Okay, New Years Eve then. This year, I rung it in in Times Square. In New York City. How COOL is that? Okay fine, it wasn’t cool per se to the native New Yorkers I spoke to, who all favoured hitting up a house party or overpriced club, to standing in crowds, sans alcohol for an indeterminate number of hours to watch a glittery ball drop for 10 seconds. But for me, seeing the ball drop, in person, in Times Square was just one of those things I had to do. Check!
Times Square was exhilerating and energising. For anyone thinking of going, don’t pay attention to those who say you need to turn up early just to see the ball drop.

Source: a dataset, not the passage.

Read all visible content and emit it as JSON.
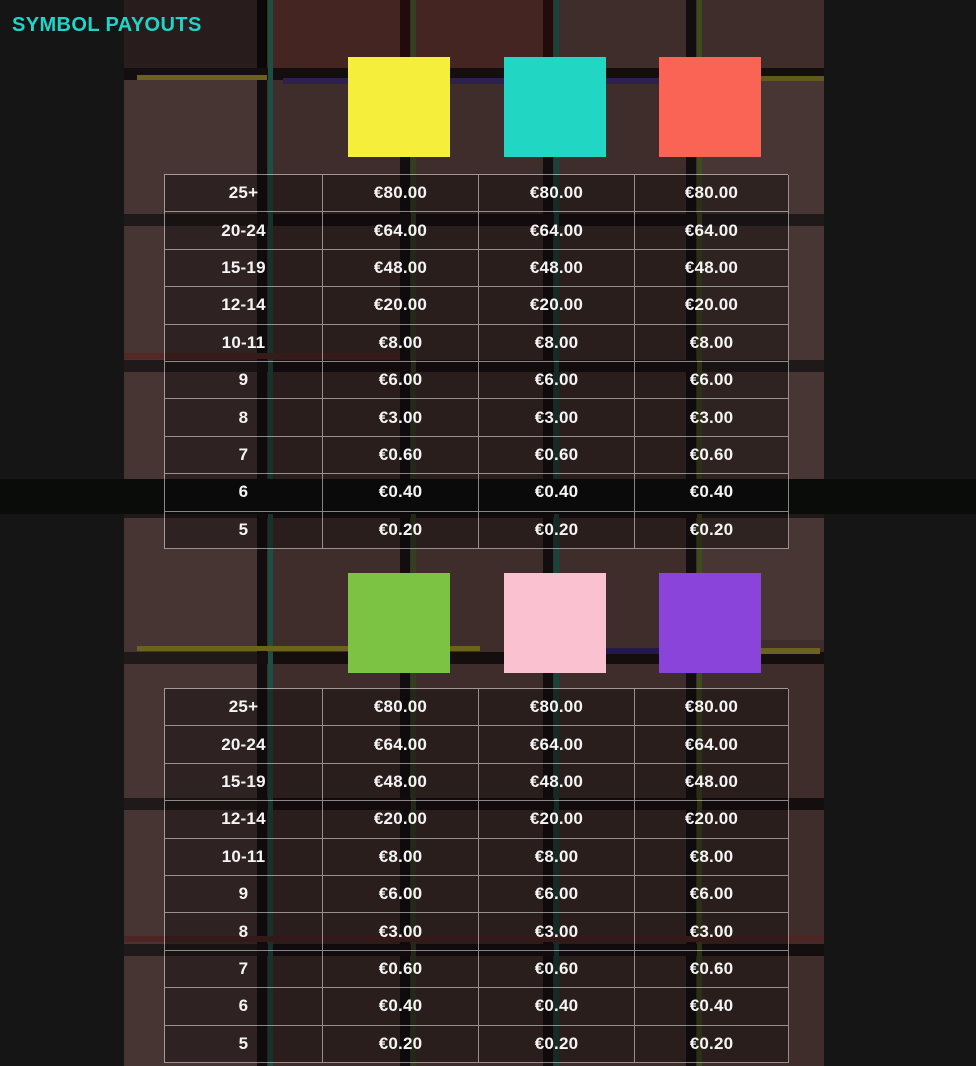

Just be ready to sweet talk your way past about 3 sets of cops, and shell out about $20 each on a deposit for a restaurant booking within the second or third set of barriers. Give yourself a couple hours (not the 12 that they recommend) to sort it out will help. So will taking on a fake British accent, as I learned.
So, lots of stuff to achieve this year, in 2011. For starters, I’ll keep my progress up here on this blog. And start planning something equally epic to ring out the year. Perhaps Tokyo? Buenos Aires? I feel a tradition coming on…
All of that said, I am looking forward to seeing what unfolds in this coming year.
Happy New Year, all, and all the best for 2011!